In brief
- South Korea has passed legislation creating a legal framework for security token offerings under existing securities law.
- Meanwhile, Google Play will block unregistered overseas crypto apps from updates and downloads in the country starting January 28.
- The ban will have a practical blocking effect for most Korean Android users, Decrypt was told.
South Korea is tightening its grip on how crypto platforms reach users, using app stores as an enforcement lever as regulators sharpen the boundary between compliant digital finance and unregistered crypto activity.
The country has advanced legislation establishing a legal framework for security token offerings, creating a regulated pathway for blockchain-based issuance and trading of tokenized securities.
The National Assembly passed amendments to the Capital Markets Act and the Electronic Securities Act on Thursday, institutionalizing tokenized securities across debt, equity, and investment contract products.
The framework defines security token offerings as securities under the Capital Markets Act “whose issuance and distribution information is recorded and managed on a blockchain-based distributed ledger,” a rough translation of the statement reads.
Implementation will be led by the Financial Services Commission and the laws set to take effect in January 2027 following a one-year preparation period.
These definitions would “enable distributed ledger-based securities, account management and greater utilization of smart contracts," the Financial Services Commission wrote.

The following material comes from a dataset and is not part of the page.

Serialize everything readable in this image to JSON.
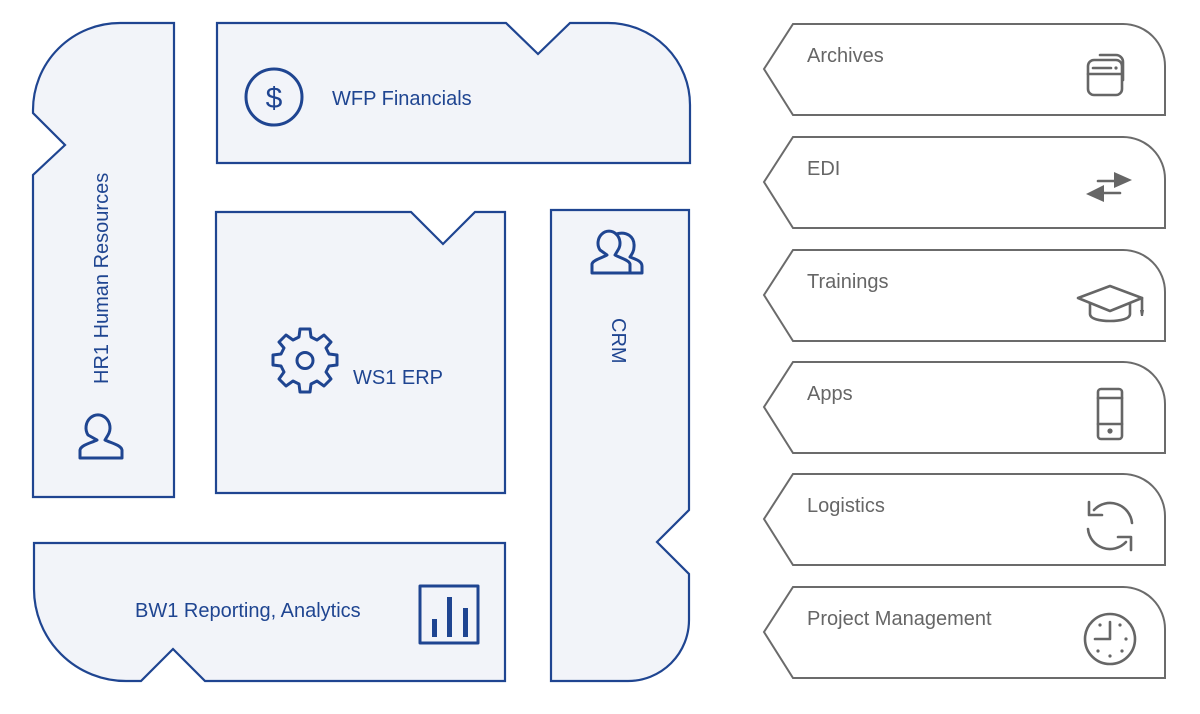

The new infrastructure could also help bolster “the use of smart contracts” and is “expected to become more active.”
Pre-emptive enforcement?
The regulatory push on tokenized finance runs alongside tighter enforcement at the distribution level.
Google Play, the primary app marketplace for Android devices, has implemented new restrictions affecting crypto apps in the country. Under the updated policy, crypto exchanges and wallet providers must register as virtual asset service providers with South Korea’s Financial Intelligence Unit to remain listed on the Play Store.

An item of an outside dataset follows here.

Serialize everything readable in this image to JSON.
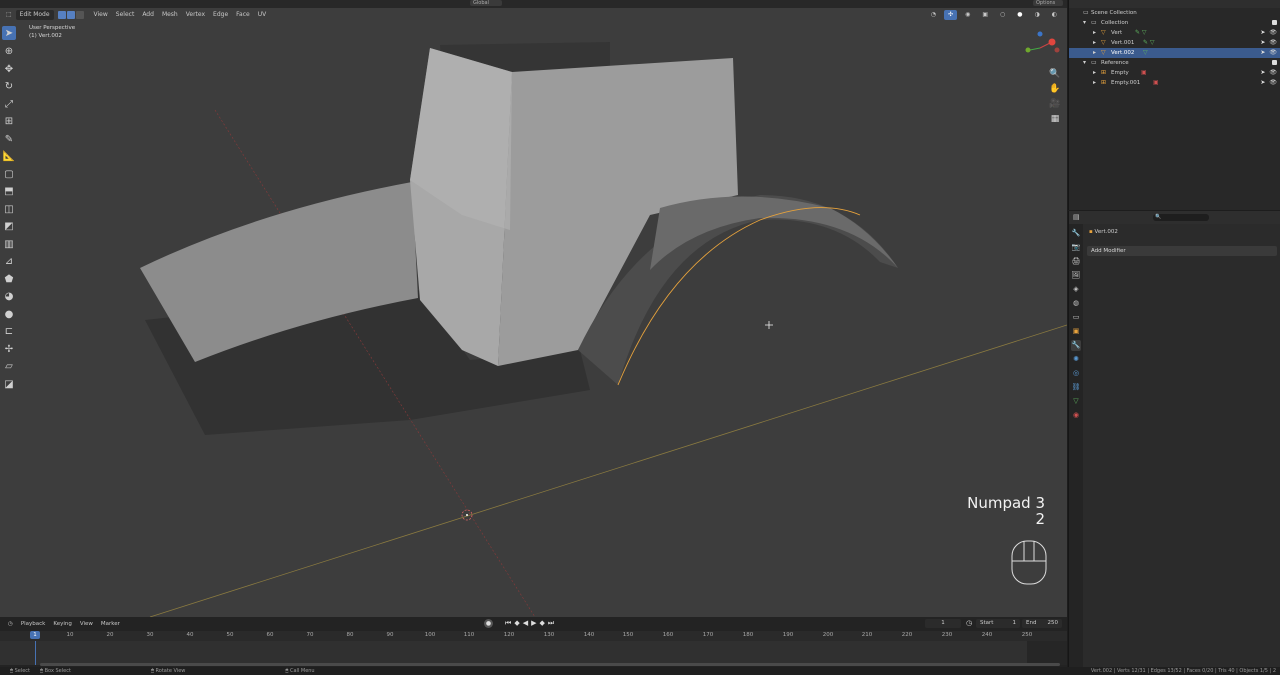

Beginning January 28, Android users in South Korea will no longer be able to download or update apps from unregistered overseas exchanges.
Only 27 domestic platforms, including Upbit and Bithumb, have completed FIU registration, while major global exchanges such as Binance, Bybit, and OKX remain unregistered, leaving their apps effectively blocked from new installs and updates in the local Google Play marketplace.
The restriction effectively cuts off a major distribution channel for platforms that have continued to serve Korean users without local authorization.
“As an enforcement tool, the impact is substantial,” Siwon Huh, researcher at South Korean crypto research firm Four Pillars, told Decrypt.
Android users “account for over 80%” of the South Korean market as of Q3 2025, Huh noted.
“Workarounds such as web browser trading or APK sideloading exist, but these are not realistic alternatives for security-sensitive financial applications,” he said. “For the majority of ordinary users, the ban will have a practical blocking effect.”
Huh noted, however, that Google’s move appears isolated from the government’s, and arose instead “from Google's update to its cryptocurrency app policy.”
“The key criterion was whether exchanges hold VASP registration in each country. Since most overseas exchanges have not obtained Korean VASP licenses, this led to their removal,” he explained, adding that domestic media reports indicate regulators “only began assessing the situation after Google's action.”
This could mean that Google “pre-emptively enforced regulation in line with Korea's broader regulatory direction, rather than acting entirely outside of it,” Huh said.
“There is also a possibility that the Korean government may seize this opportunity to push for broader restrictions, including blocking overseas exchange access through the Apple App Store and web browsers, and potentially extending sanctions to perp DEXs,” he warned. “In the long term, it seems clear that this will drive a separation between regulated sectors and high-risk crypto markets.”
To date, the country still prohibits crypto futures markets. Bitcoin held on exchanges, meanwhile, can be legally seized.